Durante il concerto “Rijeka se budi” (Rijeka si sveglia), organizzato per celebrare il centenario della diocesi di Fiume e il cinquantesimo compleanno del musicista Andrej Grozdanov, l’arcivescovo Mate Uzinić ha rivolto ai fedeli un messaggio dai toni netti. L’arcivescovo, come riporta l’Agenzia cattolica informativa (IKA) ha commentato il recente episodio avvenuto in città, in cui un gruppo di minorenni mascherati e con spranghe è stato intercettato nei pressi del Palasport di Zamet, dove si stava svolgendo un campionato balcanico giovanile di karate, mentre si dirigeva verso la squadra serba.
Secondo la polizia, l’intervento tempestivo degli organizzatori e delle forze dell’ordine ha evitato un possibile scontro. Nessun contatto fisico o verbale è stato registrato, ma nella zona sono stati individuati dieci minorenni vestiti di scuro. Le autorità hanno segnalato i ragazzi ai servizi sociali.
Nella sua omelia, Uzinić ha collegato l’accaduto al tema del concerto: il risveglio della città. E ha posto domande retoriche cariche di significato: “Che cosa significa dire che ‘Fiume si sveglia’? È forse questo il risveglio che desideriamo, quando un gruppo di giovani vestiti di nero cerca di colpire l’altro? È questa l’immagine della nostra nazione, il continuo ritorno agli anni Quaranta e Novanta?”.

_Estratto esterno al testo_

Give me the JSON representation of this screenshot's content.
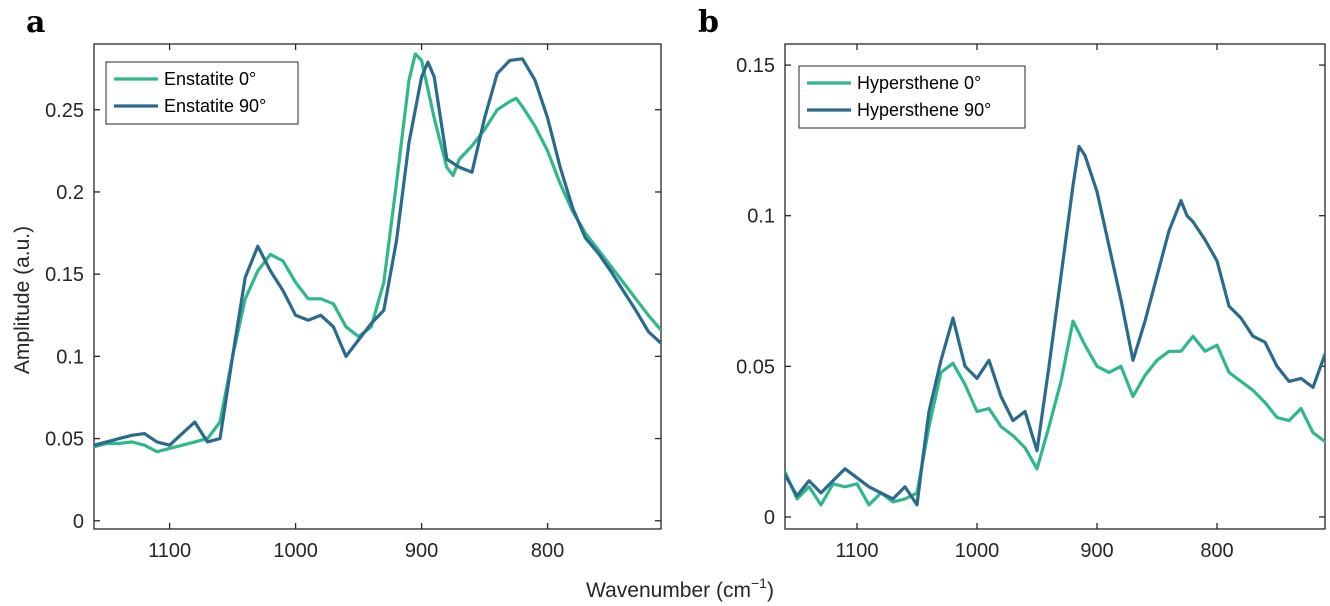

Il presule ha invitato a una riflessione collettiva sul ruolo della Chiesa e dei credenti nella società contemporanea: “Abbiamo bisogno di un risveglio diverso. Un risveglio che mostri il volto dell’amore, non della paura. Una Chiesa che costruisca ponti. E cristiani capaci di essere presenza viva e responsabile nel mondo”.
L’episodio, avvenuto durante una manifestazione sportiva dedicata ai più giovani, ha riacceso il tema della convivenza e del passato ancora sensibile tra Croazia e Serbia. Le autorità locali hanno sottolineato che l’assenza di violenza non riduce la gravità del gesto: un segnale, dicono, che richiede vigilanza e prevenzione, ma anche educazione.
Il messaggio di Uzinić appare dunque come un invito alla città a scegliere una direzione chiara: superare le logiche dello scontro identitario e promuovere una cultura della responsabilità.
Il concerto stesso, dedicato a un musicista noto per la sua produzione cristiana contemporanea, si è trasformato in un momento di riflessione pubblica. L’arcivescovo ha chiuso il suo intervento ricordando che il cambiamento non avviene da solo: “Il risveglio è una scelta. Ognuno di noi è chiamato a deciderla ogni giorno”.